Senajith Rekawa

August 30, 2022

Senajith “Seno” Rekawa grew up in Sri Lanka, moved to the United States in 1989, and attended Diablo Valley College and then the University of Wisconsin in Madison. He first came to Berkeley Lab in 1991 as a summer intern, where he helped build the Advanced Light Source storage ring.


Rekawa is now Chief Engineer and Deputy Director for Operations at the Center for X-Ray Optics (CXRO). He won a Director’s Award in 2021 and was a recipient of the Klaus Halbach Award for Innovative Instrumentation at the ALS, among other honors, and is active in IDEA. In 2021, he was elected president of the American Society for Precision Engineering.


Outside the Lab, Rekawa has coached soccer and rugby for his son’s teams, serves on the advisory committee of the engineering department at San Jose State University, and helps Hospital Services Support Foundation, which helps find equipment to send to needy hospitals in Sri Lanka.

When did you first become interested in engineering?

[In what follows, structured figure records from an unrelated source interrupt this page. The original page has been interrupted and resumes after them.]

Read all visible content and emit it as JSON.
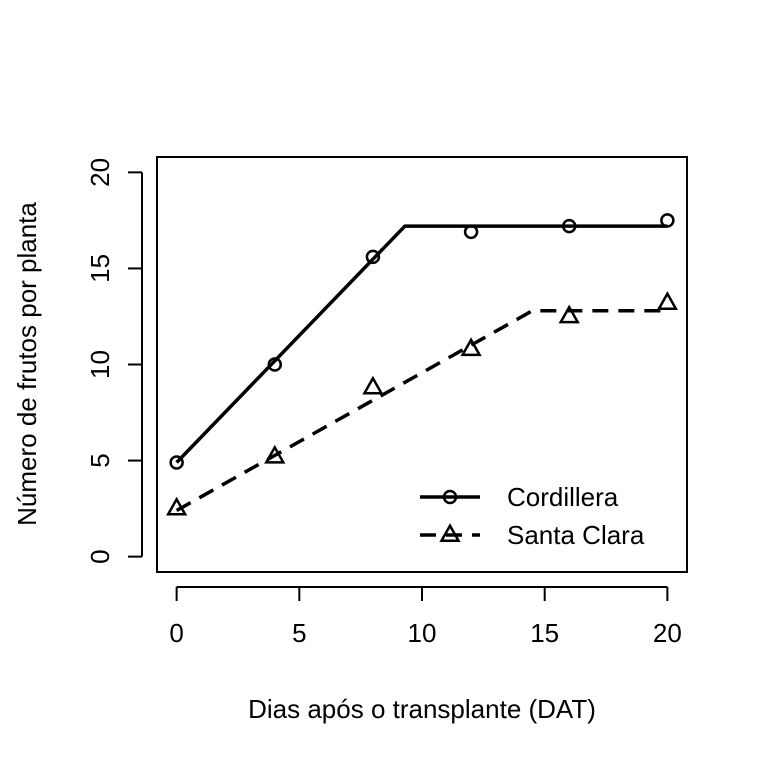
{
  "chart_data": {
    "type": "scatter",
    "xlabel": "Dias após o transplante (DAT)",
    "ylabel": "Número de frutos por planta",
    "xlim": [
      -0.8,
      20.8
    ],
    "ylim": [
      -0.8,
      20.8
    ],
    "x_ticks": [
      0,
      5,
      10,
      15,
      20
    ],
    "y_ticks": [
      0,
      5,
      10,
      15,
      20
    ],
    "x_tick_labels": [
      "0",
      "5",
      "10",
      "15",
      "20"
    ],
    "y_tick_labels": [
      "0",
      "5",
      "10",
      "15",
      "20"
    ],
    "grid": false,
    "legend_position": "bottom-right",
    "series": [
      {
        "name": "Cordillera",
        "marker": "circle",
        "line_style": "solid",
        "color": "#000000",
        "x": [
          0,
          4,
          8,
          12,
          16,
          20
        ],
        "y": [
          4.9,
          10.0,
          15.6,
          16.9,
          17.2,
          17.5
        ],
        "fit": [
          [
            0,
            4.9
          ],
          [
            9.3,
            17.2
          ],
          [
            20,
            17.2
          ]
        ]
      },
      {
        "name": "Santa Clara",
        "marker": "triangle",
        "line_style": "dashed",
        "color": "#000000",
        "x": [
          0,
          4,
          8,
          12,
          16,
          20
        ],
        "y": [
          2.5,
          5.2,
          8.8,
          10.8,
          12.5,
          13.2
        ],
        "fit": [
          [
            0,
            2.4
          ],
          [
            14.5,
            12.8
          ],
          [
            20,
            12.8
          ]
        ]
      }
    ]
  }
}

As a child, I was always a mechanical person. My family is all lawyers. That may have even pushed me to go to the engineering side because I was always listening to this boring lawyer talk at the dinner table. I’m the only person in my family who is interested in the technical stuff. When I was 12, I had a Mini-Cooper I used to take apart and modify. If anything broke around the house – a dishwasher, washing machine – I was the one to fix it. From 1987 to 1989, there was an armed uprising against the government of Sri Lanka. So, I decided to move to the United States right after high school.

What do you do at the Lab?

Scientists come to me with research ideas and expect me to build instruments that no one else in the world has built. It can be a very high-precision extreme ultraviolet lithography tool or a mask inspection tool for advanced microelectronic research. I would then look at what it is that they want and what they need and come up with a project plan and assemble a team of experts and start designing and building. We really need to understand the specifications and take a step back and say, how do we get there? Most of the tools are designed to print or image features close to 8 nanometers – 100,000th of a hair – vibration and temperature stabilities are critical in designing high-precision motion systems. For example, we recently developed the world’s highest resolution projection lithography tool (MET5) for semiconductor research.

How has the Lab changed since you started in 1995 as a full-time employee?

It's changed quite a bit but many things have stayed the same. We are building a really good safety culture. There is now more planning for projects since we need to include asking if the infrastructure can support the project and what is the best timing for the project.